Céleste, (Bleu) est un bleu qui est de la couleur du ciel serein. Or ce bleu du ciel vient du grand éloignement où il est de nos yeux, à cause que la lumière se perd dans cette vaste étendue.

On appelle à Paris les Sœurs Célestes, les Religieuses de l’Annonciade, à cause qu’elles sont en partie habillées de bleu. Moniales annunciatæ Virginis ab habitu cælestis coloris, Cælestes appellattæ ; Cælestes sorores, Virgines.

Il y a en Italie des Annonciades que l’on nomme Annonciades célestes, parce que sur une robe blanche & un scapulaire elles portent un manteau bleu. Elles furent fondées en 1604 & 1605 sous Clément VIII & Paul V, qui approuvèrent leurs constitutions. Leur Fondatrice fut la Mère Victoire Fornari. Voyez Annonciade.
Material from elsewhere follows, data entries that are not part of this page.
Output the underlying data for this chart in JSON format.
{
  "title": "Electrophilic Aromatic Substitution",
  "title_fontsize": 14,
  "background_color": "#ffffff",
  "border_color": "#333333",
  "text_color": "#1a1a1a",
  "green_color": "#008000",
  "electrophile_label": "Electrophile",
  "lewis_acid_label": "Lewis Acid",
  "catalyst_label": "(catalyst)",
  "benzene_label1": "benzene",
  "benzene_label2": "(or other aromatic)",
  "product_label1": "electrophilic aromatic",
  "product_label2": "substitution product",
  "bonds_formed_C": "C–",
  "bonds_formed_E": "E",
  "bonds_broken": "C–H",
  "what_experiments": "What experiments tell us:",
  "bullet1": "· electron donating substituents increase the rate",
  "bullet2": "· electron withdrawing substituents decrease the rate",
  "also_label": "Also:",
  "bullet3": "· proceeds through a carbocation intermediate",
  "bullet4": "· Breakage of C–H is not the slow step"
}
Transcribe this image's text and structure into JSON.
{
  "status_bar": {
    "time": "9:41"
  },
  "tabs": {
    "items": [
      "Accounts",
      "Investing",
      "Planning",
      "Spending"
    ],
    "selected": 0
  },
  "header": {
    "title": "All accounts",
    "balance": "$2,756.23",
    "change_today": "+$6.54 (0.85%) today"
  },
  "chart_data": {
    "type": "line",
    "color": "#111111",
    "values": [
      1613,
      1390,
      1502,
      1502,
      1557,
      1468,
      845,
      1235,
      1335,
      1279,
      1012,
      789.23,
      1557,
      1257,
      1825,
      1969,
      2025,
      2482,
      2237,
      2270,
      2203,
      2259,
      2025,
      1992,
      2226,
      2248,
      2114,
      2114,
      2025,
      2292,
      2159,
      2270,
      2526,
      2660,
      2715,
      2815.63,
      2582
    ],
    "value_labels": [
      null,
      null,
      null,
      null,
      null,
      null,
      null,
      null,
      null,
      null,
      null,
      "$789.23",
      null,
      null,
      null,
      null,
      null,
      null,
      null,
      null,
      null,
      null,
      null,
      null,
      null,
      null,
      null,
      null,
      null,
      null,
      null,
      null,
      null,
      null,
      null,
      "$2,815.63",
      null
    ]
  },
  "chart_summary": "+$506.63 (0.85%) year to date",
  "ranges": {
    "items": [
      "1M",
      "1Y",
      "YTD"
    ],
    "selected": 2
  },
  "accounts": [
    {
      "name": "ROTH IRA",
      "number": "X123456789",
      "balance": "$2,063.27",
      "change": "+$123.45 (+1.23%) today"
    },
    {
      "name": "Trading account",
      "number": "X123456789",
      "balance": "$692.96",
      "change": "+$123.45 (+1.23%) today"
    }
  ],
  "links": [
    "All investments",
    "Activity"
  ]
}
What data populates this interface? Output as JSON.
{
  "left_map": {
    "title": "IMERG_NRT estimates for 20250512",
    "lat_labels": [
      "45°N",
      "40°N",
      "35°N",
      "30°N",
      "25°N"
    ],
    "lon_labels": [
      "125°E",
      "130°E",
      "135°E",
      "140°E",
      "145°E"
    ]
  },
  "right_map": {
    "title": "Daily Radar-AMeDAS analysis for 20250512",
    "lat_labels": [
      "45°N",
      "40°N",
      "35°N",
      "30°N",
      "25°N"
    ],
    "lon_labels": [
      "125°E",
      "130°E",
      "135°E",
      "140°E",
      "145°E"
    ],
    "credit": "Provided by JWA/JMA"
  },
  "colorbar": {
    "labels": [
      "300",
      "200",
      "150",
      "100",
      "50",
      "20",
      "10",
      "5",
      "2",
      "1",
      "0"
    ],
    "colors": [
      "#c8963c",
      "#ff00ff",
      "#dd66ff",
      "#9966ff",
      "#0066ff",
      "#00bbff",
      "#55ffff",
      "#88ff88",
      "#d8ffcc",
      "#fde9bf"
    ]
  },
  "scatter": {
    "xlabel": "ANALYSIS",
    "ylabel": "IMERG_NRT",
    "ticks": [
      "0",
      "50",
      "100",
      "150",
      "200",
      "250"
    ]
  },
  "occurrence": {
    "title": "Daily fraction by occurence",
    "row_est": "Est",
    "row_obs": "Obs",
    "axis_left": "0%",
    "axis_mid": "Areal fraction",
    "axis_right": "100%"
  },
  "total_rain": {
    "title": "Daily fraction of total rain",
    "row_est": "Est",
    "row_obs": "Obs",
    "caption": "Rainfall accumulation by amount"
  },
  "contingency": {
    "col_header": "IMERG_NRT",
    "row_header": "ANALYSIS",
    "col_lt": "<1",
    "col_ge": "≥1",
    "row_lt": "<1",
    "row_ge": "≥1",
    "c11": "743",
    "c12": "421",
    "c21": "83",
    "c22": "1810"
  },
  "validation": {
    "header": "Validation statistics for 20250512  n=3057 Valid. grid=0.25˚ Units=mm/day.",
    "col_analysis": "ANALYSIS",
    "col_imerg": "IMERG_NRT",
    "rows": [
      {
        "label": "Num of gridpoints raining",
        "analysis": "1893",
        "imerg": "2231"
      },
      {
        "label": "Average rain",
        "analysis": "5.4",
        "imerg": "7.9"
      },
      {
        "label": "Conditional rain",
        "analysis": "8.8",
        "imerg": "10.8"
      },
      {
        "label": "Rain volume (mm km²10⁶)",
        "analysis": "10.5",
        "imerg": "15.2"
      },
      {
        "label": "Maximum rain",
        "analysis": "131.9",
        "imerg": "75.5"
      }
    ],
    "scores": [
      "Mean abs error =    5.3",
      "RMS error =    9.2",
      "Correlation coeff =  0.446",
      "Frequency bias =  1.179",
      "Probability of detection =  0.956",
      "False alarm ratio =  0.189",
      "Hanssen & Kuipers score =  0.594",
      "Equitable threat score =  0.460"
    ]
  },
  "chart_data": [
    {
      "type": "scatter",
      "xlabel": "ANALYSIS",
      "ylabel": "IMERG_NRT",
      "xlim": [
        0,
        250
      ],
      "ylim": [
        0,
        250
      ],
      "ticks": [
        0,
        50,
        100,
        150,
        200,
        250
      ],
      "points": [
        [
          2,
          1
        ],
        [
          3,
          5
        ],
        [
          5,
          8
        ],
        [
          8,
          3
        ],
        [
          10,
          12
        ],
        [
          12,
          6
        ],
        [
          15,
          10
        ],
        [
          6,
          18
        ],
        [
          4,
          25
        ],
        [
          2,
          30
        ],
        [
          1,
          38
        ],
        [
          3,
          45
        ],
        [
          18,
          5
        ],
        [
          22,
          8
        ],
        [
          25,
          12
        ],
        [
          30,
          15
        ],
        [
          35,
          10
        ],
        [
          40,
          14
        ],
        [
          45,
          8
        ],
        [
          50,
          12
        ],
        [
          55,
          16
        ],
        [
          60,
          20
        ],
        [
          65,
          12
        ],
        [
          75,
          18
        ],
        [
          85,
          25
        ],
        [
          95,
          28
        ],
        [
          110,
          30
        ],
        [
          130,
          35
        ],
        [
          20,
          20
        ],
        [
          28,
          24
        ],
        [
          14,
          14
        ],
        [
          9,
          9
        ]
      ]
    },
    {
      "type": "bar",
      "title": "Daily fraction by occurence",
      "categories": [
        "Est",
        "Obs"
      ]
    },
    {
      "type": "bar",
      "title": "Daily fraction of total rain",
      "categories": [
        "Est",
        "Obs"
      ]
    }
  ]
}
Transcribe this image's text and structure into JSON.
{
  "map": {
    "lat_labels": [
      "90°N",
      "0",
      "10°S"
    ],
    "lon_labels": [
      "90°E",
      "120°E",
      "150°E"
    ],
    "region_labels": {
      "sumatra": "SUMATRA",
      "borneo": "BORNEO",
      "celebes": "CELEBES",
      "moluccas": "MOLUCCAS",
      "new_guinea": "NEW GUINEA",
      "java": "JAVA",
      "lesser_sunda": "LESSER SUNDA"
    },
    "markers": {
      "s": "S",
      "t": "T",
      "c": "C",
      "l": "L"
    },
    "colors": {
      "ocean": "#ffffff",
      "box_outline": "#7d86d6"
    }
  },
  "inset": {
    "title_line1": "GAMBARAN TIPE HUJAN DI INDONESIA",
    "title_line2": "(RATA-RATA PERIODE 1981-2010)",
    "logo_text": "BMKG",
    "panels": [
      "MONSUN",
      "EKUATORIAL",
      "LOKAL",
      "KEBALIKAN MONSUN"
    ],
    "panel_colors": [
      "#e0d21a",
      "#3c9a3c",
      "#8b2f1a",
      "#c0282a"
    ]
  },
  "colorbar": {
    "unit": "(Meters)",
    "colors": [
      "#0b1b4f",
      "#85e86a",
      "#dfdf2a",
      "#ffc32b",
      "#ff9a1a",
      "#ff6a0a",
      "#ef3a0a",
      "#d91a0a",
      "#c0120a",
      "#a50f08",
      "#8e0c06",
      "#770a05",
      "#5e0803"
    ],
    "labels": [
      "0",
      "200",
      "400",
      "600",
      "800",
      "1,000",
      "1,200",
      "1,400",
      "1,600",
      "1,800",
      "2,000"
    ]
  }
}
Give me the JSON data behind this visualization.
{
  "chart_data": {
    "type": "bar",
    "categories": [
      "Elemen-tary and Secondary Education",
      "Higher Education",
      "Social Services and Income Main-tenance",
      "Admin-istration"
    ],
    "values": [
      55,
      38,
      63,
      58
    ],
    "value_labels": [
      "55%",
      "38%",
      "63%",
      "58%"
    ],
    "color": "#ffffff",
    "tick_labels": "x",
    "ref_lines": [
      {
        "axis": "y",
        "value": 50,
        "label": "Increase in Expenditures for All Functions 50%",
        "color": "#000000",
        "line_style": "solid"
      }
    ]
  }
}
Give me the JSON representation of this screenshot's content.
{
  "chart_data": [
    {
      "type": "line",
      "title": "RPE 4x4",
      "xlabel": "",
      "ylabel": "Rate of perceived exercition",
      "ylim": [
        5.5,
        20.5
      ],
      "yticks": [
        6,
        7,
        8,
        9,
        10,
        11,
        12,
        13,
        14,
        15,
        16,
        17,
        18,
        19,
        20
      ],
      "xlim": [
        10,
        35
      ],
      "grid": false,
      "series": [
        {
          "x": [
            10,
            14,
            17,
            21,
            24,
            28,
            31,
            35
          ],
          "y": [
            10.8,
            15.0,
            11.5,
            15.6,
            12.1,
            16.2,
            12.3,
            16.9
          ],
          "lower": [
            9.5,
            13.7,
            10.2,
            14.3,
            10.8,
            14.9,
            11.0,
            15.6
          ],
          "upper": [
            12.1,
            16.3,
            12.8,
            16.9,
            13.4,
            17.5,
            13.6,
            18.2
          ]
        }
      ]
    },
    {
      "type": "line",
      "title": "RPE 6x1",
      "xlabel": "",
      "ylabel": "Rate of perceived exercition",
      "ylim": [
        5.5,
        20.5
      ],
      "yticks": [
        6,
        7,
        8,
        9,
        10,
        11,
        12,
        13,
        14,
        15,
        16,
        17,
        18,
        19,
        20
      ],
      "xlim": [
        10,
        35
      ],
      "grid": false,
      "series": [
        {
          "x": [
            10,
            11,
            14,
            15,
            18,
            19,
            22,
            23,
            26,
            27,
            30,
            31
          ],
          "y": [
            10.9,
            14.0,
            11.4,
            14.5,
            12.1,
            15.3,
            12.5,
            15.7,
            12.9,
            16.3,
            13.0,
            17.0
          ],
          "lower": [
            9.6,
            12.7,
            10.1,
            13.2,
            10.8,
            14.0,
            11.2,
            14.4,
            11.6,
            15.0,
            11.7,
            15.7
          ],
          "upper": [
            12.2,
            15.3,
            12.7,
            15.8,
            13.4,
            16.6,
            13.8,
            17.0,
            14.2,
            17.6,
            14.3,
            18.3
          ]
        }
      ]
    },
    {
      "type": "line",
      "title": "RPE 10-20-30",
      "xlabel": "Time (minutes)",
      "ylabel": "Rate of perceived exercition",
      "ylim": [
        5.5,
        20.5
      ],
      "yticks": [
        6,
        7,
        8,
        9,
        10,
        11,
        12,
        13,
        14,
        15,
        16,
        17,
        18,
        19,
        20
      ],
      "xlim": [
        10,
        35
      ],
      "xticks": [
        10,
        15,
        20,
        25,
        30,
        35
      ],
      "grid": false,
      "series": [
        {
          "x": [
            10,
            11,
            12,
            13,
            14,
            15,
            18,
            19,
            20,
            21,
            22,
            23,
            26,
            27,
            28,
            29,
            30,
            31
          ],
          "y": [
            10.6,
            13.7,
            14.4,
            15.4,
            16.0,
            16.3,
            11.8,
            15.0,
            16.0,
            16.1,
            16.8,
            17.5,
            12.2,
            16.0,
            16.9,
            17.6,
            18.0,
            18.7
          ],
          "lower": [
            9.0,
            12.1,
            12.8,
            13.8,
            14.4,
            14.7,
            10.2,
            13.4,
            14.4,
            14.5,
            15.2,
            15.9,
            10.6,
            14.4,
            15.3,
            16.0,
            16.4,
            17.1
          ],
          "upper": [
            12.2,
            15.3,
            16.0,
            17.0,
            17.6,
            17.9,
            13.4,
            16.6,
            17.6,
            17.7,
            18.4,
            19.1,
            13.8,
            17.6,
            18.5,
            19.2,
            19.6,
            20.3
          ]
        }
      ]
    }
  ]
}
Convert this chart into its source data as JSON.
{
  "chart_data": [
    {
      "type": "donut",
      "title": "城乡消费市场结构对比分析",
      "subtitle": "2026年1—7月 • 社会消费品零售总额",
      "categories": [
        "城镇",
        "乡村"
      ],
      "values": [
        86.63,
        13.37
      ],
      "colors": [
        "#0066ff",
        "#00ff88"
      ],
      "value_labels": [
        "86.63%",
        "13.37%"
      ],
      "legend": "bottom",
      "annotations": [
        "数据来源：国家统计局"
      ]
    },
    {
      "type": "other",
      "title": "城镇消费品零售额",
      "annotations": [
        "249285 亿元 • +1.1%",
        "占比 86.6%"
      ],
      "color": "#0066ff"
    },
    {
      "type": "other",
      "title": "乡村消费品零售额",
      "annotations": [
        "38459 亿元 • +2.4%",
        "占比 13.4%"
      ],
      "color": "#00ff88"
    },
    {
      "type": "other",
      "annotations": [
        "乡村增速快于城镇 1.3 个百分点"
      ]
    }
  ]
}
CÉLESTE. s. f. Cælestis. Terme de Mythologie. C’étoit une Déesse honorée à Carthage. Tertullien dans son Apologétique, & Philastrius, disent que c’étoit une Déesse d’Afrique ; Philastrius, que c’est celle qu’on appeloit ailleurs Reine & Fortune du ciel. Baronius, qui parle fort au long de cette Déesse sur l’an 399 de J. C., croit que c’étoit l’Astarte des Sidoniens, qu’on appeloit la Reine du ciel. En 399 les Chrétiens de Carthage changèrent le Temple de Céleste en Eglise. On la réprésentoit portée sur un lion ; & si l’on en croit Capitolin, dans la vie de Pertinax, elle rendoit des Oracles dans ce Temple. Lucien, Apulée, Hérodien & plusieurs autres témoignent que l’idole de Céleste portoit le nom de toutes les principales Divinités du monde, c’est-à-dire, comme parle S. Ambroise adv. Symmach. que cette Déesse étoit honorée par différens peuples, & en différens endroits, sous différens noms. Vers l’an 341, l’Empereur Constantius fit ruiner à Carthage le temple de Celeste. Héliogabale fit apporter de Carthage l’idole de Celeste, que toute l’Afrique révéroit extrêmement. On prétendoit que c’étoit la Lune : c’est pourquoi Héliogabale disoit qu’il la vouloit marier avec son Dieu, qu’on prétendoit être le Soleil. Il en fit célébrer les noces à Rome, & dans toute l’Italie, & obligea tous les sujets de l’Empire à lui faire des présens de noces : il avoit fait apporter de Carthage toutes les richesses du temple de Celeste pour avoir de quoi la parer. De Tillem.

CELESTE, s. f Terme de Fleuriste. C’est une tulipe gris lavande avec un peu de rouge & de blanc de lait. Morin.